When he looks into the crowds of teens and early 20-somethings who come to hear his band, Ryan Shuck sees more and more guys wearing cosmetics eyeliner, lipstick, foundation, nail polish which tickles him.
"I see lots of little Ryans out there," said Shuck, guitarist for Orgy, a synth-metal band from Southern California.
"It's great. I have my own line of clothing as well, and before a show recently I put my hair under a hat and went out and talked to kids waiting in line. A bunch of them were wearing my clothes or improvising our clothes and our hair. And the makeup, too."
Orgy isn't old enough to have its own army or action-figure dolls, like Kiss does, but after surviving the original Family Values Tour a few years ago, the band is big enough to package its image and sell it as fashion.
Shuck, a former high-dollar hair stylist in Los Angeles, wasn't kidding about having his own line of clothing, and Orgy's latest press kit includes copies of the band starring in two fashion layouts. One was in Alternative Press, a magazine for hard-rock fans; the other was in Revolver, where the boys were more dolled-up than the underwear models they were hanging out with.

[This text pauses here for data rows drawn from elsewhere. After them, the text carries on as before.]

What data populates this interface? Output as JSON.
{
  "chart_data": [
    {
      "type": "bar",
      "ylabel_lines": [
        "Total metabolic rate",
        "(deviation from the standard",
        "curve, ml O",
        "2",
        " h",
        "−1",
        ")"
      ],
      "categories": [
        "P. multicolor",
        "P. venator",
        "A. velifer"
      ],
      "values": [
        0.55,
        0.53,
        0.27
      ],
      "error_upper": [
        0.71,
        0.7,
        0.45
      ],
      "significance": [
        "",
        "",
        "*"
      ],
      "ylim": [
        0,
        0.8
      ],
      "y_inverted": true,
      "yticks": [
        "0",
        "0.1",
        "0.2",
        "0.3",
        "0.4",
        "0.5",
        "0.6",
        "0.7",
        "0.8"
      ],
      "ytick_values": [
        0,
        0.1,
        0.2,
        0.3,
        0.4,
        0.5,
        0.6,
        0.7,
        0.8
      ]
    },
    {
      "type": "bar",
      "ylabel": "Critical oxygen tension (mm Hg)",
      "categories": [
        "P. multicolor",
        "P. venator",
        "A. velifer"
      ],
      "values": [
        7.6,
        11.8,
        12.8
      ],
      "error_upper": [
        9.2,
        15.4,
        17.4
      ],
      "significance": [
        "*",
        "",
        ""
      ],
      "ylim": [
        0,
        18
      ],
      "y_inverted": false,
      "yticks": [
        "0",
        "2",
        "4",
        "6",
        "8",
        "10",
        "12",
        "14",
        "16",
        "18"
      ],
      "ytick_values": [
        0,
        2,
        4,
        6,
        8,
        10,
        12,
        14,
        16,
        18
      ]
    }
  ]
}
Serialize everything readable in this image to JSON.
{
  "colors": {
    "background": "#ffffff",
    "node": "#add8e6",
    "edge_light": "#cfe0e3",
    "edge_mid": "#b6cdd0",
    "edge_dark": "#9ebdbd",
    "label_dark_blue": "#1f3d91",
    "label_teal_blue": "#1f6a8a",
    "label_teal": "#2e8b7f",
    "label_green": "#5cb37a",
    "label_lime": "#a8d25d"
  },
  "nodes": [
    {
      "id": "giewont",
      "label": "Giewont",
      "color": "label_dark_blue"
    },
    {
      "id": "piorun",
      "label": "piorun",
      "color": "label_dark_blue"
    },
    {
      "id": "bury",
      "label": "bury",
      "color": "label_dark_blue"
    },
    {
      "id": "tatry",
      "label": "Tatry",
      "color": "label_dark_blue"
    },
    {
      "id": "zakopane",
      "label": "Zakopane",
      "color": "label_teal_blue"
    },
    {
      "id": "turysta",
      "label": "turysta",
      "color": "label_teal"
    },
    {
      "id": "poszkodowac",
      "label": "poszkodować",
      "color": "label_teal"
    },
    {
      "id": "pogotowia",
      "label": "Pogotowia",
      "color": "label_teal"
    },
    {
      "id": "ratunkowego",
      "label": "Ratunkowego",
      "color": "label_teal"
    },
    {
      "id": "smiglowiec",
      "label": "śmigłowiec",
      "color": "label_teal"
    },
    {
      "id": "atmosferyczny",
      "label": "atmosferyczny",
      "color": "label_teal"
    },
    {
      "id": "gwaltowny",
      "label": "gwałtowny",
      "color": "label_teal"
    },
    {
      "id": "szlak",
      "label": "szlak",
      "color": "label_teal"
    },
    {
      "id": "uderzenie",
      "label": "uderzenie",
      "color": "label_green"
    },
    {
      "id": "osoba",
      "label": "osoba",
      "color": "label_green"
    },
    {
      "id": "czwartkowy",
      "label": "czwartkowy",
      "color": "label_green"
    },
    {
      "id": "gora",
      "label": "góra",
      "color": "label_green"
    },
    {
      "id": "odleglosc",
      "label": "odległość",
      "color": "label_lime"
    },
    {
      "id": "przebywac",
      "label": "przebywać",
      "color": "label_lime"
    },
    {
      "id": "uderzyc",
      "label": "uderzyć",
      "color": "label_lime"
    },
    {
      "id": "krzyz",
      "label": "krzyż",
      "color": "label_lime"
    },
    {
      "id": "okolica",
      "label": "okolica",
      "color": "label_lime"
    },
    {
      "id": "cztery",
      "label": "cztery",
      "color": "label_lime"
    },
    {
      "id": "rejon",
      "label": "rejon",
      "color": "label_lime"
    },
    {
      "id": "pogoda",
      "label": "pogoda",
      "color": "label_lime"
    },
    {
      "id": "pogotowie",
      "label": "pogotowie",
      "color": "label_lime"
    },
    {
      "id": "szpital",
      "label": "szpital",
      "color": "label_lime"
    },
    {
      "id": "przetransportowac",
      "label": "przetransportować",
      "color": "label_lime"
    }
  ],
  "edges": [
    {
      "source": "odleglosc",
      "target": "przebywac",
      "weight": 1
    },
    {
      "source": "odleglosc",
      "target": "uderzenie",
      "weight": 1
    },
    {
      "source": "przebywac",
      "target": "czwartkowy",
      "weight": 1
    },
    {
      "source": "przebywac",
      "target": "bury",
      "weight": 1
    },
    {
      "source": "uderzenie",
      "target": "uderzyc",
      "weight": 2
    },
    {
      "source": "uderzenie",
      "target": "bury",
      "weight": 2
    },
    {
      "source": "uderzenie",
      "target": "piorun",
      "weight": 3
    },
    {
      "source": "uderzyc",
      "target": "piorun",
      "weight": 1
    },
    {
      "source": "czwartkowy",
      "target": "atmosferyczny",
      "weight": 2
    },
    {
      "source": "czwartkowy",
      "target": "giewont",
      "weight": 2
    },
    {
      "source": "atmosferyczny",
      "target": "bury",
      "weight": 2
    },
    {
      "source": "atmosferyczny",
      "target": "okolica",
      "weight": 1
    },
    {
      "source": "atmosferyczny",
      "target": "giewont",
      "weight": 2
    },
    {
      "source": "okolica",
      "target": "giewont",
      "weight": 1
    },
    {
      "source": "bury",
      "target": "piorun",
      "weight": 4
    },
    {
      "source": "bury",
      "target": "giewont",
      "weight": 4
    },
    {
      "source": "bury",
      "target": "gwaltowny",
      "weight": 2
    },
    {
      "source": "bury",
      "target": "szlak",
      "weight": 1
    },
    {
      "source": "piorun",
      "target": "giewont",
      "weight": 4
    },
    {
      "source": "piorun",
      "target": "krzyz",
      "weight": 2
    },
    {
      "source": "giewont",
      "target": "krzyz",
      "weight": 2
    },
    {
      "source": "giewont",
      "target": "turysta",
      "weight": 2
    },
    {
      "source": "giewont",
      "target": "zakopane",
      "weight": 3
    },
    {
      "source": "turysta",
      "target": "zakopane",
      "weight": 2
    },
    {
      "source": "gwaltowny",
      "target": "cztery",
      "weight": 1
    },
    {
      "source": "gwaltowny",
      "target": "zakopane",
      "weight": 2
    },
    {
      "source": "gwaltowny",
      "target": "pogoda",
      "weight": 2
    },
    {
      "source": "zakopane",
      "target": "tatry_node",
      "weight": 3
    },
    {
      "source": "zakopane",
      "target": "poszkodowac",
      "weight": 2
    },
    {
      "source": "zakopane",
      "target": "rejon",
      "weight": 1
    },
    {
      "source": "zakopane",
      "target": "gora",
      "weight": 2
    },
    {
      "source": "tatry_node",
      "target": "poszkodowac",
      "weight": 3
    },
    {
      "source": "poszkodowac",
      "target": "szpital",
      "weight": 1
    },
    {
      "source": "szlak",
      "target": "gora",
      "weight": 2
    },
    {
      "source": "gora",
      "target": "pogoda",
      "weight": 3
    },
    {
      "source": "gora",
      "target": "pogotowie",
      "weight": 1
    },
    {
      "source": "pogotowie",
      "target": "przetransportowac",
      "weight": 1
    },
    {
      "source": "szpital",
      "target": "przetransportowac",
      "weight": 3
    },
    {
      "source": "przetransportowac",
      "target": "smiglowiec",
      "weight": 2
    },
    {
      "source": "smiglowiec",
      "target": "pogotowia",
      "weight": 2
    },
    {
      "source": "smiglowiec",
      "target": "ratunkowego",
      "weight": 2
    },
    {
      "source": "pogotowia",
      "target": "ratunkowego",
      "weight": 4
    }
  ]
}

So how did all this androgyny and Max Factor glam fly with the Korn/Limp Bizkit crowds, where bare chests and baseball caps are reigning fashion?
"Surprisingly well," Shuck said. "There's something about being the bastard child in the family, which we were for Korn. The kids weren't as brutal as we thought they'd be. At first they just stood there and went like, 'OK. They've got loads of makeup on. They look like the Cure on cocaine.'
Orgy plays the kind of music temperate industrial disco that might attract handfuls of Korn fans, despite all the cosmetic affectations. Its latest record, "Vapor Transmission," is consistently more aggressive than the debut, "Candyass," although neither was exactly groundbreaking.
The first record, Shuck said, was made in about two months, from writing to final recording. The album unexpectedly got famous thanks to a Los Angeles radio DJ who fell for the cover of "Blue Monday," a dance club hit 15 years ago for New Order, one of Orgy's favorite bands.
Thanks in big part to that single, Orgy sold 1.5 million copies of its debut, nice numbers for a new band in a genre with uneven commercial appeal. But the sound of the first record has little to do with where the band is now, Shuck said. Over the span of 30 shows on the Family Values tour, Orgy hardened and honed its edge, an evolution that shows up on "Vapor."
"The first record was an experiment," he said, "a big art project, a couple of shots in the dark. But it went a lot further than we expected.
"The new album is the result of being on the road for so long and having more time to make it. So, it's bigger and heavier and more interesting.
"We're much more of a legitimate band now."
And as likely to be in Vogue as they are to be in vogue.